When modeling a system, there are often cases where multiple parameters are involved. Each of these parameters could be discribed with a given Probability Density Function (PDF). If would like to be able to generate a new set of parameter values, we need to be able to sample from these discributions-also called marginals. There are mainly two cases: *(i)* PDFs are independants; *(ii)* there is a dependency. One way to model the dependency it to use a **copula**.

## Sampling from a copula

Let's use a bi-variate example and assume first that we have a prior and know how to model the dependence between our 2 variables.

In this case, we are using the Gumbel copula. We can visualize it's 2-dimensional PDF.

In [None]:
copula = GumbelCopula()
_ = copula.plot_pdf()  # returns a matplotlib figure

And we can sample the PDF.

In [None]:
sample = copula.random(10000)
h = sns.jointplot(x=sample[:, 0], y=sample[:, 1], kind='hex')
h.set_axis_labels('X1', 'X2', fontsize=16)

Let's come back to our 2 variables for a second. In this case we consider them to be gamma and normaly distributed. If they would be independent from each other, we could sample from each PDF individually.

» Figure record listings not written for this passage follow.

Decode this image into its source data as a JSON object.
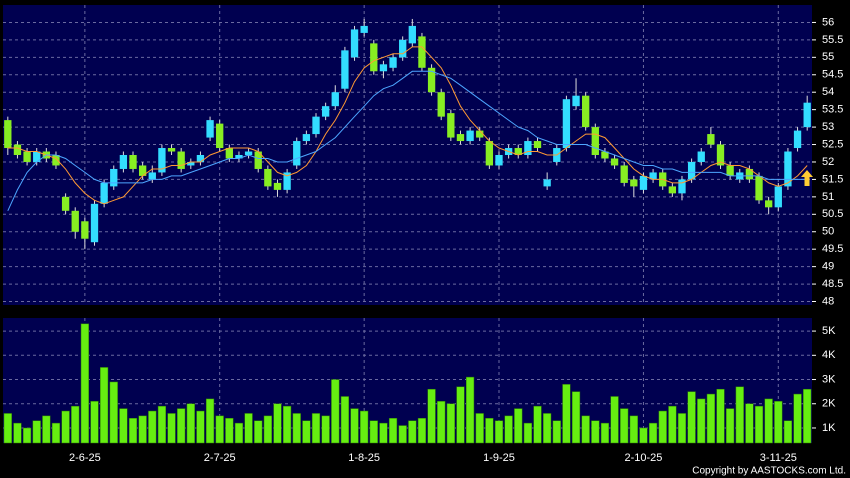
{
  "chart_data": [
    {
      "type": "candlestick",
      "up_color": "#33ddff",
      "down_color": "#88ee22",
      "ylim": [
        47.9,
        56.5
      ],
      "yticks": [
        48,
        48.5,
        49,
        49.5,
        50,
        50.5,
        51,
        51.5,
        52,
        52.5,
        53,
        53.5,
        54,
        54.5,
        55,
        55.5,
        56
      ],
      "grid": true,
      "open": [
        53.2,
        52.5,
        52.3,
        52.0,
        52.3,
        52.2,
        51.0,
        50.6,
        50.3,
        49.7,
        50.8,
        51.3,
        51.8,
        52.2,
        51.9,
        51.5,
        51.7,
        52.4,
        52.3,
        51.9,
        52.0,
        52.7,
        53.1,
        52.4,
        52.1,
        52.2,
        52.3,
        51.8,
        51.4,
        51.2,
        51.9,
        52.6,
        52.8,
        53.3,
        53.6,
        54.1,
        55.0,
        55.7,
        55.4,
        54.6,
        54.7,
        55.0,
        55.4,
        55.6,
        54.7,
        54.0,
        53.4,
        52.8,
        52.6,
        52.9,
        52.6,
        51.9,
        52.2,
        52.4,
        52.2,
        52.6,
        51.3,
        52.0,
        52.4,
        53.6,
        53.9,
        53.0,
        52.3,
        52.1,
        51.9,
        51.5,
        51.2,
        51.5,
        51.7,
        51.3,
        51.1,
        51.5,
        52.0,
        52.8,
        52.5,
        51.9,
        51.5,
        51.8,
        51.6,
        50.9,
        50.7,
        51.3,
        52.4,
        53.0
      ],
      "high": [
        53.3,
        52.6,
        52.4,
        52.4,
        52.4,
        52.3,
        51.1,
        50.7,
        50.4,
        50.9,
        51.5,
        51.9,
        52.3,
        52.3,
        52.0,
        51.9,
        52.5,
        52.5,
        52.4,
        52.1,
        52.3,
        53.3,
        53.2,
        52.5,
        52.3,
        52.4,
        52.4,
        51.9,
        51.5,
        51.8,
        52.7,
        52.9,
        53.4,
        53.7,
        54.2,
        55.3,
        55.9,
        56.1,
        55.5,
        54.9,
        55.1,
        55.6,
        56.1,
        55.7,
        54.8,
        54.1,
        53.5,
        52.9,
        53.0,
        53.0,
        52.7,
        52.3,
        52.5,
        52.5,
        52.7,
        52.7,
        51.7,
        52.5,
        53.9,
        54.4,
        54.0,
        53.1,
        52.4,
        52.2,
        52.0,
        51.6,
        51.7,
        51.8,
        51.8,
        51.4,
        51.6,
        52.1,
        52.4,
        53.0,
        52.6,
        52.0,
        51.8,
        51.9,
        51.7,
        51.0,
        51.4,
        52.4,
        53.0,
        53.9
      ],
      "low": [
        52.2,
        52.1,
        51.9,
        51.9,
        52.0,
        51.8,
        50.5,
        49.8,
        49.5,
        49.6,
        50.7,
        51.2,
        51.7,
        51.7,
        51.5,
        51.4,
        51.6,
        52.2,
        51.7,
        51.8,
        51.9,
        52.6,
        52.3,
        52.0,
        52.0,
        52.1,
        51.7,
        51.2,
        51.0,
        51.1,
        51.8,
        52.5,
        52.7,
        53.2,
        53.5,
        54.0,
        54.9,
        55.6,
        54.5,
        54.4,
        54.6,
        54.9,
        55.3,
        54.6,
        53.9,
        53.2,
        52.6,
        52.5,
        52.5,
        52.6,
        51.8,
        51.8,
        52.1,
        52.1,
        52.1,
        52.3,
        51.2,
        51.9,
        52.3,
        53.5,
        52.9,
        52.1,
        52.0,
        51.8,
        51.3,
        51.0,
        51.1,
        51.4,
        51.2,
        51.0,
        50.9,
        51.4,
        51.9,
        52.4,
        51.8,
        51.5,
        51.4,
        51.4,
        50.8,
        50.5,
        50.6,
        51.2,
        52.3,
        52.9
      ],
      "close": [
        52.4,
        52.2,
        52.0,
        52.3,
        52.1,
        51.9,
        50.6,
        50.0,
        49.8,
        50.8,
        51.4,
        51.8,
        52.2,
        51.8,
        51.6,
        51.7,
        52.4,
        52.3,
        51.8,
        52.0,
        52.2,
        53.2,
        52.4,
        52.1,
        52.2,
        52.3,
        51.8,
        51.3,
        51.2,
        51.7,
        52.6,
        52.8,
        53.3,
        53.6,
        54.0,
        55.2,
        55.8,
        55.9,
        54.6,
        54.8,
        55.0,
        55.5,
        55.9,
        54.7,
        54.0,
        53.3,
        52.7,
        52.6,
        52.9,
        52.7,
        51.9,
        52.2,
        52.4,
        52.2,
        52.6,
        52.4,
        51.5,
        52.4,
        53.8,
        53.9,
        53.0,
        52.2,
        52.1,
        51.9,
        51.4,
        51.3,
        51.6,
        51.7,
        51.3,
        51.1,
        51.5,
        52.0,
        52.3,
        52.5,
        51.9,
        51.6,
        51.7,
        51.5,
        50.9,
        50.7,
        51.3,
        52.3,
        52.9,
        53.7
      ],
      "series": [
        {
          "color": "#ff9933",
          "values": [
            52.4,
            52.4,
            52.3,
            52.3,
            52.2,
            52.1,
            51.8,
            51.4,
            51.1,
            50.9,
            50.8,
            50.9,
            51.0,
            51.3,
            51.6,
            51.8,
            51.8,
            51.9,
            51.9,
            52.0,
            52.0,
            52.2,
            52.3,
            52.4,
            52.4,
            52.4,
            52.3,
            52.0,
            51.7,
            51.6,
            51.7,
            51.9,
            52.3,
            52.8,
            53.2,
            53.7,
            54.3,
            54.7,
            54.9,
            55.0,
            55.1,
            55.1,
            55.3,
            55.3,
            55.0,
            54.7,
            54.2,
            53.6,
            53.2,
            52.9,
            52.6,
            52.4,
            52.3,
            52.2,
            52.3,
            52.3,
            52.2,
            52.2,
            52.4,
            52.6,
            52.8,
            52.8,
            52.7,
            52.4,
            52.1,
            51.8,
            51.6,
            51.5,
            51.5,
            51.4,
            51.4,
            51.5,
            51.7,
            51.9,
            52.0,
            51.9,
            51.9,
            51.8,
            51.6,
            51.4,
            51.3,
            51.4,
            51.6,
            51.9
          ]
        },
        {
          "color": "#4da6ff",
          "values": [
            50.6,
            51.2,
            51.7,
            52.0,
            52.2,
            52.2,
            52.1,
            51.9,
            51.7,
            51.5,
            51.4,
            51.4,
            51.4,
            51.4,
            51.4,
            51.5,
            51.5,
            51.6,
            51.6,
            51.7,
            51.8,
            51.9,
            52.0,
            52.1,
            52.1,
            52.2,
            52.1,
            52.1,
            52.0,
            52.0,
            52.1,
            52.2,
            52.3,
            52.5,
            52.7,
            53.0,
            53.3,
            53.6,
            53.9,
            54.1,
            54.2,
            54.4,
            54.6,
            54.6,
            54.6,
            54.5,
            54.4,
            54.2,
            54.0,
            53.8,
            53.6,
            53.4,
            53.2,
            53.0,
            52.9,
            52.7,
            52.6,
            52.5,
            52.5,
            52.5,
            52.5,
            52.4,
            52.3,
            52.2,
            52.1,
            52.0,
            51.9,
            51.9,
            51.8,
            51.8,
            51.7,
            51.7,
            51.7,
            51.7,
            51.7,
            51.6,
            51.6,
            51.6,
            51.6,
            51.5,
            51.5,
            51.5,
            51.5,
            51.5
          ]
        }
      ]
    },
    {
      "type": "bar",
      "color": "#66ee11",
      "ylim": [
        380,
        5540
      ],
      "yticks": [
        {
          "value": 1000,
          "label": "1K"
        },
        {
          "value": 2000,
          "label": "2K"
        },
        {
          "value": 3000,
          "label": "3K"
        },
        {
          "value": 4000,
          "label": "4K"
        },
        {
          "value": 5000,
          "label": "5K"
        }
      ],
      "xticks": [
        {
          "value": 8,
          "label": "2-6-25"
        },
        {
          "value": 22,
          "label": "2-7-25"
        },
        {
          "value": 37,
          "label": "1-8-25"
        },
        {
          "value": 51,
          "label": "1-9-25"
        },
        {
          "value": 66,
          "label": "2-10-25"
        },
        {
          "value": 80,
          "label": "3-11-25"
        }
      ],
      "grid": true,
      "values": [
        1600,
        1200,
        1000,
        1300,
        1500,
        1200,
        1700,
        1900,
        5300,
        2100,
        3500,
        2900,
        1800,
        1400,
        1500,
        1700,
        1900,
        1600,
        1800,
        2000,
        1700,
        2200,
        1500,
        1400,
        1200,
        1600,
        1300,
        1500,
        2000,
        1900,
        1600,
        1300,
        1600,
        1500,
        3000,
        2300,
        1800,
        1700,
        1300,
        1200,
        1400,
        1100,
        1300,
        1400,
        2600,
        2100,
        2000,
        2700,
        3100,
        1600,
        1400,
        1300,
        1500,
        1800,
        1200,
        1900,
        1600,
        1300,
        2800,
        2500,
        1500,
        1300,
        1200,
        2300,
        1800,
        1500,
        1000,
        1200,
        1700,
        1900,
        1600,
        2500,
        2200,
        2400,
        2600,
        1800,
        2700,
        2000,
        1900,
        2200,
        2100,
        1300,
        2400,
        2600
      ]
    },
    {
      "type": "text",
      "copyright": "Copyright by AASTOCKS.com Ltd."
    }
  ]
}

Here we use a convenient class to do the same operation.

In [None]:
marginals = [stats.gamma(2), stats.norm]
joint_dist = CopulaDistribution(marginals=marginals, copula=None)
sample = joint_dist.random(512)
h = sns.jointplot(x=sample[:, 0], y=sample[:, 1], kind='scatter')
h.set_axis_labels('X1', 'X2', fontsize=16)

Now, above we have expressed the dependency between our variables using a copula, we can use this copula to sample a new set of observation with the same convenient class.

In [None]:
joint_dist = CopulaDistribution(marginals=marginals, copula=copula)
sample = joint_dist.random(512)
h = sns.jointplot(x=sample[:, 0], y=sample[:, 1], kind='scatter')
h.set_axis_labels('X1', 'X2', fontsize=16)

There are two things to note here. *(i)* as in the independant case, the marginals are correctly showing a gamma and normal distribution; *(ii)* the dependence is visible between the two variables.